Seitan Porcini “Beef” Stew

I came across this recipe for a vegan “beef” stew using porcini mushrooms and vegan sausage and had to try it. I love a hearty stew, and I’d never made a vegan beef stew before. The recipe calls for homemade vegan sausage, but I was tired so I jut bought vegan sausage instead. I want to try making this again with homemade sausage, but even with the store-bought sausage, it was very very good. It took a day for the flavors to blend and come out fully, but by day two the stew was rich, flavorful, interesting, and satisfying.

Advertisement

Cuban Black Beans

In college I lived in an apartment with my two best friends. We cooked a lot. One of my roommates, Ellen, shared this recipe for her mother’s favorite Cuban black beans with me. The recipe came from one of her mother’s cookbooks. Creamy, sour, and a tad sweet, it quickly became one of my favorites as well. But I never got a copy of the recipe from Ellen and for years afterwards I couldn’t make it. Finally, recently I got a photo of the recipe from Ellen and went about making it once again. It didn’t disappoint.

Below is the version I make. I have greatly reduced the oil (the original recipe calls for 2 cups!) and also left out the pimentos, which are called for in the original recipe but which I never have around. I’ve also changed the steps around a bit and shortened cooking times to simplify things.

Be aware! This recipe make 12-16 servings. If you don’t want that much beans, consider halving the recipe. However, it does freeze well.

2 1/4 cups dry black beans, cooked (or 3 cans) (keep the liquid)

1/3 cup olive oil

3 cups green bell pepper, chopped

3 cups yellow onion, chopped

2 tsp sugar

Salt and pepper to taste

1/3 cup white vinegar

  1. Blend bell pepper and onions in a food processor until they are finely ground
  2. Heat the oil in a large stockpot
  3. Once oil is hot, add the pepper onion mixture and sauté it for 8 minutes.
  4. While the mixture is sautéing, blend 1 cup of the beans in the food processor
  5. Add the whole and blended beans, sugar, and salt to the pot, gently stir
  6. Simmer on low for 45 minutes, stirring occasionally
  7. Add the vinegar

Tempeh Bolognese

I was in the mood for tempeh, but didn’t want to spent a long time cooking. I found this tempeh bolognese recipe and was intrigued. I’d never tried making a vegetarian bolognese recipe, but I liked the idea of a filling sauce that didn’t require anything extra to be a full meal. I made it with dried shitake mushrooms and fresh wild stump puffballs I picked from my backyard.

I served the sauce over spaghetti squash and was surprised by how much I enjoyed the dish. The tempeh flavor was definitely present, but I didn’t mind it. The texture was very good and the dish was flavorful and filling, while only requiring 1 pot and 30 minutes to make.

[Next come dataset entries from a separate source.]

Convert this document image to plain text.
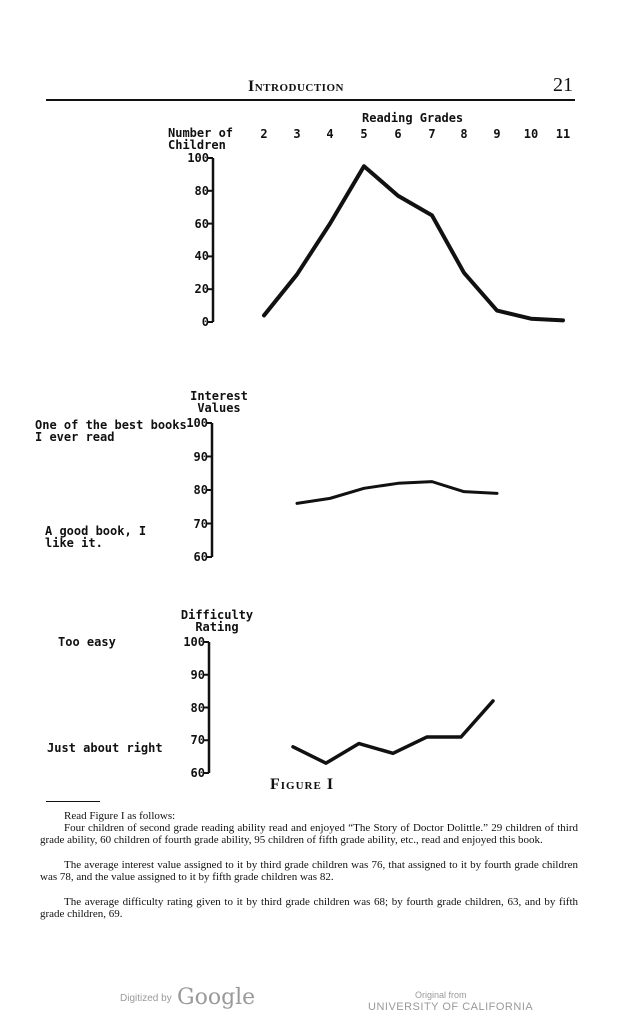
Introduction	21
Reading Grades
Number of Children
2	3	4	5	6	7	8	9	10 11
100
80
60
40
20
0
Interest Values
One of the best books I ever read
A good book, I like it.
100
90
80
70
60
Difficulty Rating
Too easy
Just about right
100
90
80
70
60
Figure I
Read Figure I as follows:
Four children of second grade reading ability read and enjoyed “The Story of Doctor Dolittle.” 29 children of third grade ability, 60 children of fourth grade ability, 95 children of fifth grade ability, etc., read and enjoyed this book.
The average interest value assigned to it by third grade children was 76, that assigned to it by fourth grade children was 78, and the value assigned to it by fifth grade children was 82.
The average difficulty rating given to it by third grade children was 68; by fourth grade children, 63, and by fifth grade children, 69.
Digitized by Google	Original from
UNIVERSITY OF CALIFORNIA
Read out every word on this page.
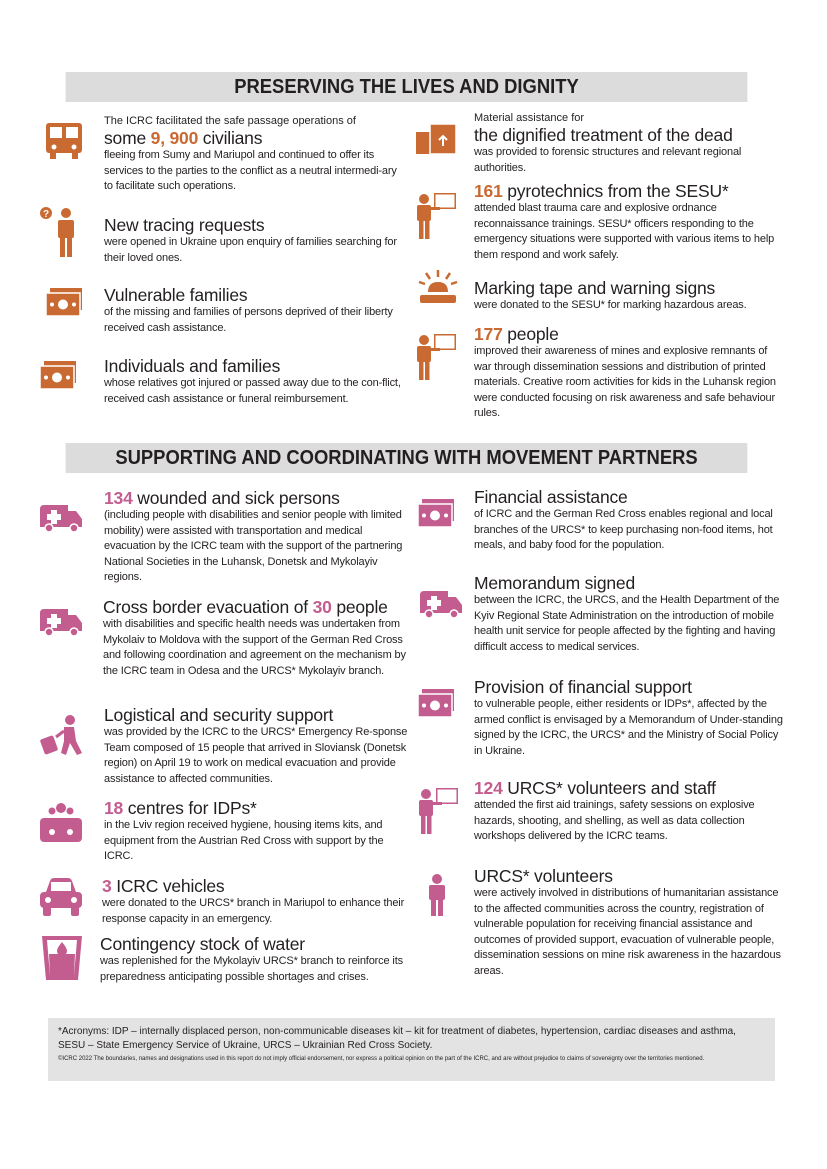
PRESERVING THE LIVES AND DIGNITY
The ICRC facilitated the safe passage operations of
some 9, 900 civilians
fleeing from Sumy and Mariupol and continued to offer its services to the parties to the conflict as a neutral intermedi-ary to facilitate such operations.
?
New tracing requests
were opened in Ukraine upon enquiry of families searching for their loved ones.
Vulnerable families
of the missing and families of persons deprived of their liberty received cash assistance.
Individuals and families
whose relatives got injured or passed away due to the con-flict, received cash assistance or funeral reimbursement.
Material assistance for
the dignified treatment of the dead
was provided to forensic structures and relevant regional authorities.
161 pyrotechnics from the SESU*
attended blast trauma care and explosive ordnance reconnaissance trainings. SESU* officers responding to the emergency situations were supported with various items to help them respond and work safely.
Marking tape and warning signs
were donated to the SESU* for marking hazardous areas.
177 people
improved their awareness of mines and explosive remnants of war through dissemination sessions and distribution of printed materials. Creative room activities for kids in the Luhansk region were conducted focusing on risk awareness and safe behaviour rules.
SUPPORTING AND COORDINATING WITH MOVEMENT PARTNERS
134 wounded and sick persons
(including people with disabilities and senior people with limited mobility) were assisted with transportation and medical evacuation by the ICRC team with the support of the partnering National Societies in the Luhansk, Donetsk and Mykolayiv regions.
Cross border evacuation of 30 people
with disabilities and specific health needs was undertaken from Mykolaiv to Moldova with the support of the German Red Cross and following coordination and agreement on the mechanism by the ICRC team in Odesa and the URCS* Mykolayiv branch.
Logistical and security support
was provided by the ICRC to the URCS* Emergency Re-sponse Team composed of 15 people that arrived in Sloviansk (Donetsk region) on April 19 to work on medical evacuation and provide assistance to affected communities.
18 centres for IDPs*
in the Lviv region received hygiene, housing items kits, and equipment from the Austrian Red Cross with support by the ICRC.
3 ICRC vehicles
were donated to the URCS* branch in Mariupol to enhance their response capacity in an emergency.
Contingency stock of water
was replenished for the Mykolayiv URCS* branch to reinforce its preparedness anticipating possible shortages and crises.
Financial assistance
of ICRC and the German Red Cross enables regional and local branches of the URCS* to keep purchasing non-food items, hot meals, and baby food for the population.
Memorandum signed
between the ICRC, the URCS, and the Health Department of the Kyiv Regional State Administration on the introduction of mobile health unit service for people affected by the fighting and having difficult access to medical services.
Provision of financial support
to vulnerable people, either residents or IDPs*, affected by the armed conflict is envisaged by a Memorandum of Under-standing signed by the ICRC, the URCS* and the Ministry of Social Policy in Ukraine.
124 URCS* volunteers and staff
attended the first aid trainings, safety sessions on explosive hazards, shooting, and shelling, as well as data collection workshops delivered by the ICRC teams.
URCS* volunteers
were actively involved in distributions of humanitarian assistance to the affected communities across the country, registration of vulnerable population for receiving financial assistance and outcomes of provided support, evacuation of vulnerable people, dissemination sessions on mine risk awareness in the hazardous areas.
*Acronyms: IDP – internally displaced person, non-communicable diseases kit – kit for treatment of diabetes, hypertension, cardiac diseases and asthma, SESU – State Emergency Service of Ukraine, URCS – Ukrainian Red Cross Society.
©ICRC 2022 The boundaries, names and designations used in this report do not imply official endorsement, nor express a political opinion on the part of the ICRC, and are without prejudice to claims of sovereignty over the territories mentioned.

I ended up needing to add extra tomatoes to make the dish saucy enough. It calls for 28 ounces of canned tomatoes, but I used a combination of fresh and canned tomatoes, which might have been why I needed extra. Also, I ran out of sauce before I finished the whole spaghetti squash. Next time I’d 1.5x the recipe.

In my book this was a winner. I’m going to keep it in my repertoire for nights when I need to make something filling and satisfying without much time or work.

Stewed Black Eyed Peas

I wanted to make something really simple to enjoy my last black eyed pea harvest of the season. I looked at a recipe for stewed black eyed peas on the New York Times and, using this recipe as my inspiration, made this recipe for stewed black eyed peas:

2 cups Fresh Black Eyed Peas

6 cups water

2 Leek Tops (Green Part Only)

1 onion, cut in quarters

Tsp salt

2 garlic cloves, peeled

I put everything in my small slow cooker and cooked on high for 5 hours. The result was delicious. Flavorful, soothing, and with surprising depth of flavor. This is my favorite black eyed pea recipe I made all summer.

There was enough broth to use in another recipe. I used it in this one, and I suspect that’s the reason that the recipe was so flavorful. https://nimbleveggies.wordpress.com/2021/11/15/farro-with-mushrooms

Farro with Mushrooms

I was looking for a recipe to use up the remainder of the mushrooms I had bought for a recipe I’d made the week before. I came upon this recipe on the New York Times and was intrigued. I used the mushrooms I had (fresh cremini and chanterelle and dried shitake) instead of those that were called for. I used half white and half red wine since I ran out of white.

Dried shitake was not a great choice. They were too chewy for the recipe. The chanterelles worked well. Even with all my changes and the odd dried mushroom choice, the recipe was very good. It is sort of reminiscent of a risotto with farro, but much faster to make since you add the liquid all at once. The flavor is really deep and rich and the fresh parsley adds complexity. I only used 5 cups of broth instead of the 6 that were called for. I’ll be making this again.